The moving party has the burden of proof in establishing his right to a summary judgment. The procedure utilized for
obtaining this relief is not a substitute for a trial of disputed issues of fact. The court is to examine the evidence, not
for the purpose of trying the fact issues, but to determine whether there is a genuine issue of fact to be tried; and if
there is any issue of fact over which the parties are in disagreement the motion is to be denied. The summary judgment
procedure does not include a summary trial of disputed fact issues.
While the rule makes no specific provision for a case in which it develops that the opposing, nonmoving party, is
entitled to a summary judgment, the Florida courts now recognize that there are circumstances when such should be
done. See Carpineta v. Shields, 70 So.2d 573 (S.Ct.1954), King v. L. & L. Investors, Inc., 133 So.2d 744 (D.C.A.3d
1961), and City of Pinellas Park v. Cross-State Utilities Co., 176 So.2d 384 (D.C.A.2d 1965). These decisions
recognize that the advisable procedure is a cross-motion by the successful party, although such is not required. See
also John K. Brennan Co. v. Central Bank & Trust Co., 164 So.2d 525 (D.C.A.2d 1964) for a full discussion of the
due process elements in entering a summary judgment for a nonmoving party.
The fact that both parties move for summary judgment does not establish that there is no issue of fact. Although a
party may on his own motion assert that, accepting his legal theory, the facts are undisputed, he may be able and
should be allowed to show that if his opponent's theory is adopted a genuine issue of fact exists.
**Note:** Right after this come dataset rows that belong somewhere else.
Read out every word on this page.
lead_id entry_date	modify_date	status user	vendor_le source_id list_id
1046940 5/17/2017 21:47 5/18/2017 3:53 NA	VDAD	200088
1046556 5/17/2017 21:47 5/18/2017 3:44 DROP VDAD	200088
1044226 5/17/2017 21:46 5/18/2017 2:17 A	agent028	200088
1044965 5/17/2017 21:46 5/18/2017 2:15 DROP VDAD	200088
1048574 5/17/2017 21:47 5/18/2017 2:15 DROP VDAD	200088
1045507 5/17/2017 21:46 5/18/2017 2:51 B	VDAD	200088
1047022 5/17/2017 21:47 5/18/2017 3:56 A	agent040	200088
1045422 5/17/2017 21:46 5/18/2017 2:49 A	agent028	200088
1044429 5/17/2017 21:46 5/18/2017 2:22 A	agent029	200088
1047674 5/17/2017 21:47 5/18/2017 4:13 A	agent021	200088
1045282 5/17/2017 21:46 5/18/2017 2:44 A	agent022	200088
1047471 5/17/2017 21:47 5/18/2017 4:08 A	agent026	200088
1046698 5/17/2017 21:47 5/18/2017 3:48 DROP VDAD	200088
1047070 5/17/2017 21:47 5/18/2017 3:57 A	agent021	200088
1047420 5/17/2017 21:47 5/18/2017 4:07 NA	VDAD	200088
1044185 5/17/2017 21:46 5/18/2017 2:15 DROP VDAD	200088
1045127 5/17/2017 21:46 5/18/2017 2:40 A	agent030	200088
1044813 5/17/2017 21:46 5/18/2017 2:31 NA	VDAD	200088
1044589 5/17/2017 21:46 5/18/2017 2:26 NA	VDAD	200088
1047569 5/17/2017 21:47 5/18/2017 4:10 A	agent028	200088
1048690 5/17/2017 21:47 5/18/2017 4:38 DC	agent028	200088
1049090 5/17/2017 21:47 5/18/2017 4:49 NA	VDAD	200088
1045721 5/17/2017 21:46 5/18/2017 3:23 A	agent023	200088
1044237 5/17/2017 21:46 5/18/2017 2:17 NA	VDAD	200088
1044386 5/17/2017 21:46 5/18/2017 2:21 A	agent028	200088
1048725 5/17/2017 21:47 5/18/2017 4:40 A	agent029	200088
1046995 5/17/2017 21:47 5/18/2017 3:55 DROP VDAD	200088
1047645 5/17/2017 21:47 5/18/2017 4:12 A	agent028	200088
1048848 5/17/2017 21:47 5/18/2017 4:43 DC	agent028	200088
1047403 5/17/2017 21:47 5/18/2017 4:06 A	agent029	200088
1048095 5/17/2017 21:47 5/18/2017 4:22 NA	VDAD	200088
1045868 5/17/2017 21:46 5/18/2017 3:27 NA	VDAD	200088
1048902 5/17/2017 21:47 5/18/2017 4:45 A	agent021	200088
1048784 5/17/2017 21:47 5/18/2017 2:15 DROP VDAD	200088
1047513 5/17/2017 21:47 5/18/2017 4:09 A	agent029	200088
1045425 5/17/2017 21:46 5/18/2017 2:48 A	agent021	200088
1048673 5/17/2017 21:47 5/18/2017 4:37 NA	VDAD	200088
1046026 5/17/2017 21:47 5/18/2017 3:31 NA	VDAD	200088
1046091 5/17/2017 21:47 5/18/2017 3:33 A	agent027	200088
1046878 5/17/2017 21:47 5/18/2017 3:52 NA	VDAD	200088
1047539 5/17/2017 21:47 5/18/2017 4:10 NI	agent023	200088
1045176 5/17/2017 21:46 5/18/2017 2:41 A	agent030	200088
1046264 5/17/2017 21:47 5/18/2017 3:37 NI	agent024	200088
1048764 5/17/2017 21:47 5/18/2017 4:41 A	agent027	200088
If the movant sustains his initial burden, the opponent has the burden to come forward with counter-evidence revealing
a factual issue. The movant need not exclude every possible inference that the opposing party might have other
evidence available to prove his case. Should the opponent not come forward with any affidavit or other proof in
opposition to a motion for summary judgment, the movant need only establish a prima facie case, whereupon the
court may enter such judgment. See Harvey Building, Inc. v. Haley, 175 So.2d 780 (S.Ct.1965).
Not only is it the duty of the trial judge to exclude facts which would be inadmissible in evidence as recognized in
Lake v. Konstantinu, 189 So.2d 171, (D.C.A.2d 1966), the decisions further bear out that the Florida Rule does not
permit the taking of any testimony at a hearing on a motion for summary judgment. See Ogden Trucking Company
v. Heller Bros. & Co., 130 So.2d 295 (D.C.A.3d 1961).
The question of whether a summary judgment can be entered on a plaintiff's motion prior to the filing of defendant's
answer has been settled affirmatively by the Supreme Court of Florida, provided that 20 days had expired from the
commencement of the action before the motion for summary judgment was filed. The Supreme Court set for the
admonition that such a motion is granted with caution, however, in Coast Cities Coaches, Inc. v. Dade County, 178
So.2d 703 (Fla.1965), and adhered to the federal decisions which uniformly hold that a plaintiff need not wait for a
defendant to file answer before moving for a summary decree. Moreover, a motion to dismiss before answer does not
prevent a motion for summary judgment since the latter may well be after 20 days have expired.